Plus, a chocolate pop-up, a Lawrenceville bar opening and a new Dormont coffee shop
Remember the '90s?
Munch does, with surprising clarity, seeing as Munch often cannot remember what Munch had for breakfast.
But back in the '90s, there was the Italian Oven. Munch loved that chain. The specially made pizza ovens, the white, black and red tiles and the big pieces of paper the company used as tablecloths. Young or old, you could sit down with a cup of crayons and keep yourself busy while you talked and waited for your fried zucchini (but more on those later).
But it expanded way too quickly, sold food too cheaply and went into bankruptcy too late to repair the damage.

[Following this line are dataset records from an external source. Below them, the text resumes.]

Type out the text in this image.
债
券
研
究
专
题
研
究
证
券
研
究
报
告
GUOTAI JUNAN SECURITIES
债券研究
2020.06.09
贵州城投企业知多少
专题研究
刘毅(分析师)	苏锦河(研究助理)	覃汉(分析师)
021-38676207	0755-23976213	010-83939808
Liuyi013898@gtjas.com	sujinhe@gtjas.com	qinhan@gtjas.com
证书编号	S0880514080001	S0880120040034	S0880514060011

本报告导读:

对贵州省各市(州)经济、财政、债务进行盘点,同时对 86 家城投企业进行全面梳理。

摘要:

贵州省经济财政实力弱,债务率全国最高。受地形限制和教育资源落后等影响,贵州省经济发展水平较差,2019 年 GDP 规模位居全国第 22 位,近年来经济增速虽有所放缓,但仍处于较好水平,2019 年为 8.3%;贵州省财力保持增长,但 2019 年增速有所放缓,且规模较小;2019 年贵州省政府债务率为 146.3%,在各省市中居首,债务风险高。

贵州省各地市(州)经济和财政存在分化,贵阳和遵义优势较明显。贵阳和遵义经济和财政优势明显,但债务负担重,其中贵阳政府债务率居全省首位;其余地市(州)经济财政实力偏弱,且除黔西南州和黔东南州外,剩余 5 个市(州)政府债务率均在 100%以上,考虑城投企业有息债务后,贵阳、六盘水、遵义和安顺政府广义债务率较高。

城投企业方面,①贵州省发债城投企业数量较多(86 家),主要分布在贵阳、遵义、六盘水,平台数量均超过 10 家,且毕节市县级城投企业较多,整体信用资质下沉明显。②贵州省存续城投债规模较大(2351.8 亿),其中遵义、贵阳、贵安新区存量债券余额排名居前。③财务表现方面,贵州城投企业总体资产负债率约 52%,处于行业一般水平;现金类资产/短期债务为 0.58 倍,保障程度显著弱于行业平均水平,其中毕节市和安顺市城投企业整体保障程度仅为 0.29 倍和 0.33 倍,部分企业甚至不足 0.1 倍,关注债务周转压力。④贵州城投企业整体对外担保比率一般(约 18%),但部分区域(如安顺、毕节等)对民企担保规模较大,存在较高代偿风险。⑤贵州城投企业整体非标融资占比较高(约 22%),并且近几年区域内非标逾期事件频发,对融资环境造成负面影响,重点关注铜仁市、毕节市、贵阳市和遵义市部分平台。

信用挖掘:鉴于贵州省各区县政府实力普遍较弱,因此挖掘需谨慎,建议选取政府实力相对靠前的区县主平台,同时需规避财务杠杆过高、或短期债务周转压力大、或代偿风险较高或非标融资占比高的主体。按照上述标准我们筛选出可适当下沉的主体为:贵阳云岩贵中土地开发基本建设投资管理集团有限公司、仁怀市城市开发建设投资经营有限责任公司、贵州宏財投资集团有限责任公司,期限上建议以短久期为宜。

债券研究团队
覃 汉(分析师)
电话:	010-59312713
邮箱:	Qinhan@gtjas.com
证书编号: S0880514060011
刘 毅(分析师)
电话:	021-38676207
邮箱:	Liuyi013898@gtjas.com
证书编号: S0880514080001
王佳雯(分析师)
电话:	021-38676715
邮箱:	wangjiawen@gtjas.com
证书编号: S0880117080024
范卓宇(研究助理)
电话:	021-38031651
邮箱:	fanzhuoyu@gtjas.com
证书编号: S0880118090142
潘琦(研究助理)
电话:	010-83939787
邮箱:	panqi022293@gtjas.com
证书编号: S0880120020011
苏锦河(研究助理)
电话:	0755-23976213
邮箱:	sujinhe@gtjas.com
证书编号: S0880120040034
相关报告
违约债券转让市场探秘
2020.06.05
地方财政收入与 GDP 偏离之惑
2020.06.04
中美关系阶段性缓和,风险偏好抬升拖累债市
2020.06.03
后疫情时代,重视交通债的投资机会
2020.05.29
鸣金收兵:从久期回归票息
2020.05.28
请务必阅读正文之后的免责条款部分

Here we are a good dozen years later, and an Italian Oven is open in Brentwood -- not just open, but thriving.
Unlike the IO's of old, this is more of a cross between a Panera and a bistro, where you walk in, order and pay cafeteria-style, and then they bring the food to you.
The distinctive tile is gone, as is the paper on the tables. Instead, there is black and chrome. The entire decor is modern and sleek. Gone is the picture of the rotund pizza guy with the chef's hat. The reason is that the Brentwood version of Italian Oven is owned by the original franchisor, while the still-open Somerset version is owned by the people who started the Italian Oven.
But still, for a few minutes after Munch walked in, Munch was left dumbstruck by the decor.
So, how did Munch confirm that this was an Italian Oven? The answer was found in the zucchini.
Munch remembers growing up in a family that every year made the mistake of planting not just one zucchini plant, which would have produced enough zucchini to rot on the counter for the rest of the fall, but four zucchini plants. Family of Munch would engage in stealth zucchini operations during the night. Sure, we pretended we were playing flashlight tag or kick the can, but really, we were secretly stashing zucchini on our neighbors' doorsteps for them to discover and feel compelled to eat.
For $7.99 Munch and Munch's Best Date split an order of fried zucchini. Munch had once again found the zucchini of the '90s. MBD then dumped about a pound of parmesan cheese on them and they were even better. After they were dipped in a horseradish sauce, why, Munch hardly noticed there was zucchini there at all.
MBD ordered the grilled chicken over greens ($9.99), which was exactly as advertised.
For a main course, in retrospect, Munch should have gotten the pizza, but instead was in the mood for chicken marsala ($9.99), which was served with a side salad. Both the grilled chicken salad and the chicken marsala were served with a slice of flatbread -- pizza given just a sprinkling of cheese before it is baked, that was quite crispy. The chicken marsala had a good bit of chicken, but way too much sauce, which was a bit greasy.
Munch was too full for dessert and looked toward that hill Munch had climbed to get to the restaurant as nothing -- Munch could just roll back down.